“Ella McCay” Is a Painful Mess
Written by: Christopher Llewellyn Reed | December 11th, 2025
Ella McCay (James L. Brooks, 2025) 1 out of 5 stars
Born in 1940, James L. Brooks has been around for a while, making a deserved name with hit 1970s shows such as The Mary Tyler Moore Show and its spinoff, Rhoda, and then with movies like the 1983 Terms of Endearment (for which he won the Oscar for Best Director), the 1987 Broadcast News, and the 1997 As Good As It Gets. His is an impressive career. This makes the colossal narrative misfire that is his latest, Ella McCay, all the more disappointing.
Starring Emma Mackey (Emily)—game, but the wrong actor for the part—in the title role, the movie follows its protagonist as she goes from being the youngest-ever lieutenant governor of her state to the youngest-ever governor, with plenty of misadventures along the way. As she journeys not-so-merrily along, we are constantly told (by her) how much she loves her job, yet never see her actually do it, so wrapped up in family dysfunction is the narrative. As a politician she is, like the plot, a pretty dismal failure.

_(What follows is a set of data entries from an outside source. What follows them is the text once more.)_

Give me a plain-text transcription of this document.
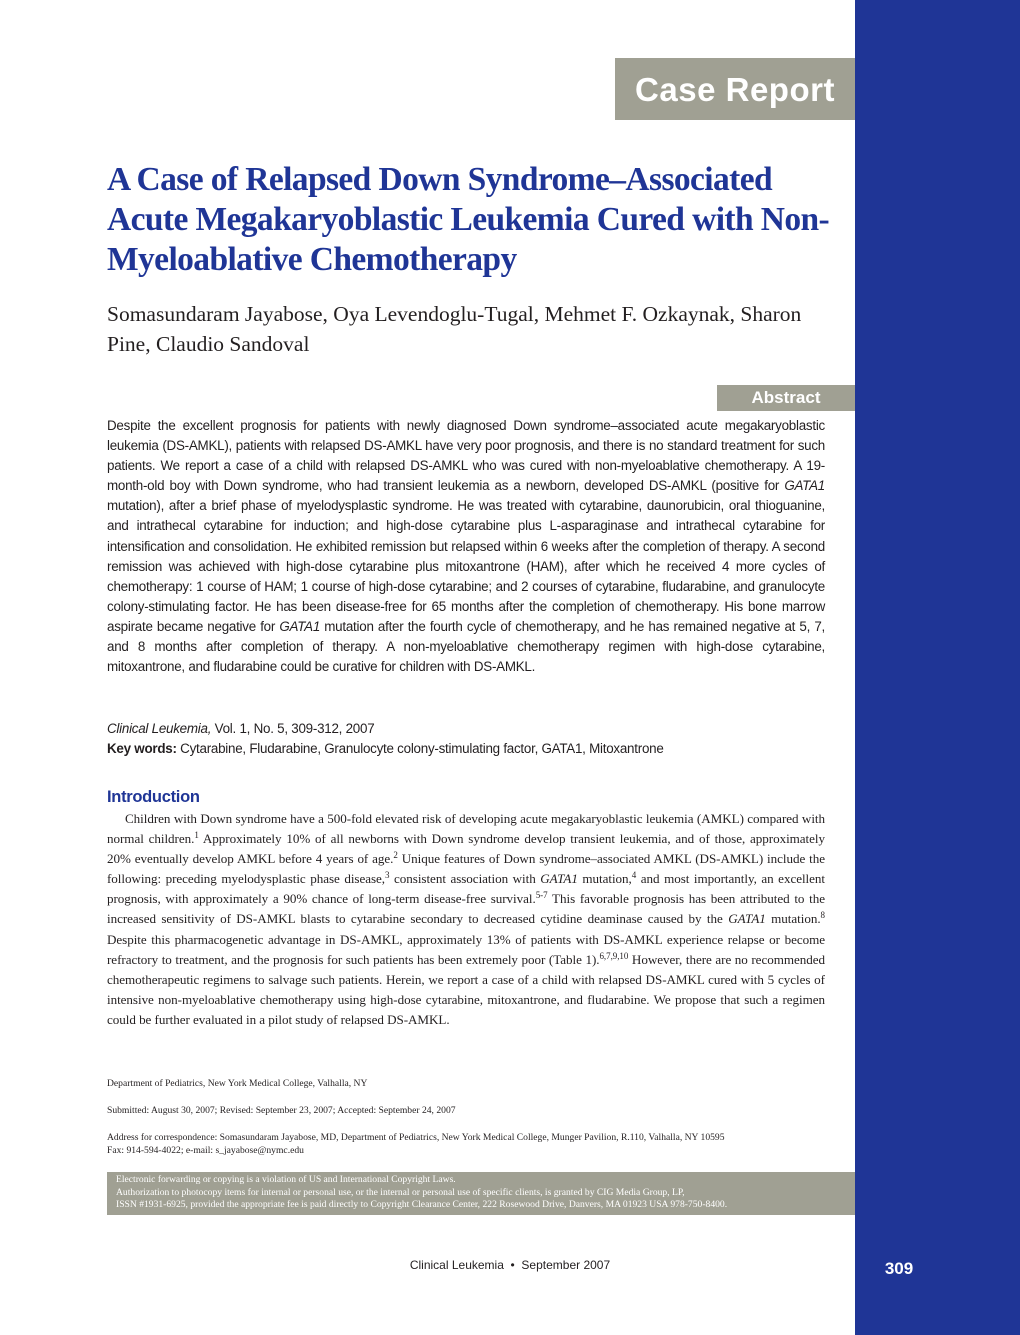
309
Case Report
A Case of Relapsed Down Syndrome–Associated Acute Megakaryoblastic Leukemia Cured with Non-Myeloablative Chemotherapy

Somasundaram Jayabose, Oya Levendoglu-Tugal, Mehmet F. Ozkaynak, Sharon Pine, Claudio Sandoval

Abstract

Despite the excellent prognosis for patients with newly diagnosed Down syndrome–associated acute megakaryoblastic leukemia (DS-AMKL), patients with relapsed DS-AMKL have very poor prognosis, and there is no standard treatment for such patients. We report a case of a child with relapsed DS-AMKL who was cured with non-myeloablative chemotherapy. A 19-month-old boy with Down syndrome, who had transient leukemia as a newborn, developed DS-AMKL (positive for GATA1 mutation), after a brief phase of myelodysplastic syndrome. He was treated with cytarabine, daunorubicin, oral thioguanine, and intrathecal cytarabine for induction; and high-dose cytarabine plus L-asparaginase and intrathecal cytarabine for intensification and consolidation. He exhibited remission but relapsed within 6 weeks after the completion of therapy. A second remission was achieved with high-dose cytarabine plus mitoxantrone (HAM), after which he received 4 more cycles of chemotherapy: 1 course of HAM; 1 course of high-dose cytarabine; and 2 courses of cytarabine, fludarabine, and granulocyte colony-stimulating factor. He has been disease-free for 65 months after the completion of chemotherapy. His bone marrow aspirate became negative for GATA1 mutation after the fourth cycle of chemotherapy, and he has remained negative at 5, 7, and 8 months after completion of therapy. A non-myeloablative chemotherapy regimen with high-dose cytarabine, mitoxantrone, and fludarabine could be curative for children with DS-AMKL.

Clinical Leukemia, Vol. 1, No. 5, 309-312, 2007

Key words: Cytarabine, Fludarabine, Granulocyte colony-stimulating factor, GATA1, Mitoxantrone

Introduction

Children with Down syndrome have a 500-fold elevated risk of developing acute megakaryoblastic leukemia (AMKL) compared with normal children.$^1$ Approximately 10% of all newborns with Down syndrome develop transient leukemia, and of those, approximately 20% eventually develop AMKL before 4 years of age.$^2$ Unique features of Down syndrome–associated AMKL (DS-AMKL) include the following: preceding myelodysplastic phase disease,$^3$ consistent association with GATA1 mutation,$^4$ and most importantly, an excellent prognosis, with approximately a 90% chance of long-term disease-free survival.$^{5-7}$ This favorable prognosis has been attributed to the increased sensitivity of DS-AMKL blasts to cytarabine secondary to decreased cytidine deaminase caused by the GATA1 mutation.$^8$ Despite this pharmacogenetic advantage in DS-AMKL, approximately 13% of patients with DS-AMKL experience relapse or become refractory to treatment, and the prognosis for such patients has been extremely poor (Table 1).$^{6,7,9,10}$ However, there are no recommended chemotherapeutic regimens to salvage such patients. Herein, we report a case of a child with relapsed DS-AMKL cured with 5 cycles of intensive non-myeloablative chemotherapy using high-dose cytarabine, mitoxantrone, and fludarabine. We propose that such a regimen could be further evaluated in a pilot study of relapsed DS-AMKL.

Department of Pediatrics, New York Medical College, Valhalla, NY

Submitted: August 30, 2007; Revised: September 23, 2007; Accepted: September 24, 2007

Address for correspondence: Somasundaram Jayabose, MD, Department of Pediatrics, New York Medical College, Munger Pavilion, R.110, Valhalla, NY 10595
Fax: 914-594-4022; e-mail: s_jayabose@nymc.edu
Electronic forwarding or copying is a violation of US and International Copyright Laws.
Authorization to photocopy items for internal or personal use, or the internal or personal use of specific clients, is granted by CIG Media Group, LP,
ISSN #1931-6925, provided the appropriate fee is paid directly to Copyright Clearance Center, 222 Rosewood Drive, Danvers, MA 01923 USA 978-750-8400.
Clinical Leukemia • September 2007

Unable to decide what kind of film he wants to make, Brooks careens from scene to scene with a mix of comedy (or what is meant to be comedy), drama (mostly of the sappy variety), and something unpleasantly indecipherable, expositional dialogue informing us of this or that intended meaning. Talented actors flail in thankless parts, music swells in all the wrong places, and a generally bad time is had by all. No thank you.
Beyond Mackey, the cast includes Woody Harrelson (Fly Me to the Moon) and Jamie Lee Curtis (Halloween Ends) as Ella’s eternally philandering father and her ever-loyal aunt; Spike Fearn (Alien: Romulus) as her depressed brother; Jack Lowden (Kindred) as her feckless husband; Kumail Nanjiani (Eternals)—completely wasted—as her assigned police-officer driver; and Julie Kavner (aka, the voice of Marge Simpson) as her administrative assistant and, for some reason, the movie’s narrator. Shining like a beacon amid the cinematic darkness is the great Albert Brooks as the soon-to-be-ex-governor. The movie desperately needs more of him.

Jumping hither and thither without much purpose, Ella McCay is a movie about what it takes to change the world that ignores the very hard work it takes to make said change. Its main character is deeply involved in politics yet has no understanding of it. She’s presented as a starry-eyed idealist and only accomplishes anything by happenstance. Perhaps in the time of Frank Capra such naïveté possessed charm (and it did), but Capra also had timing. As evidenced here, poor James L. Brooks has no such luck, and has mostly just lost his way.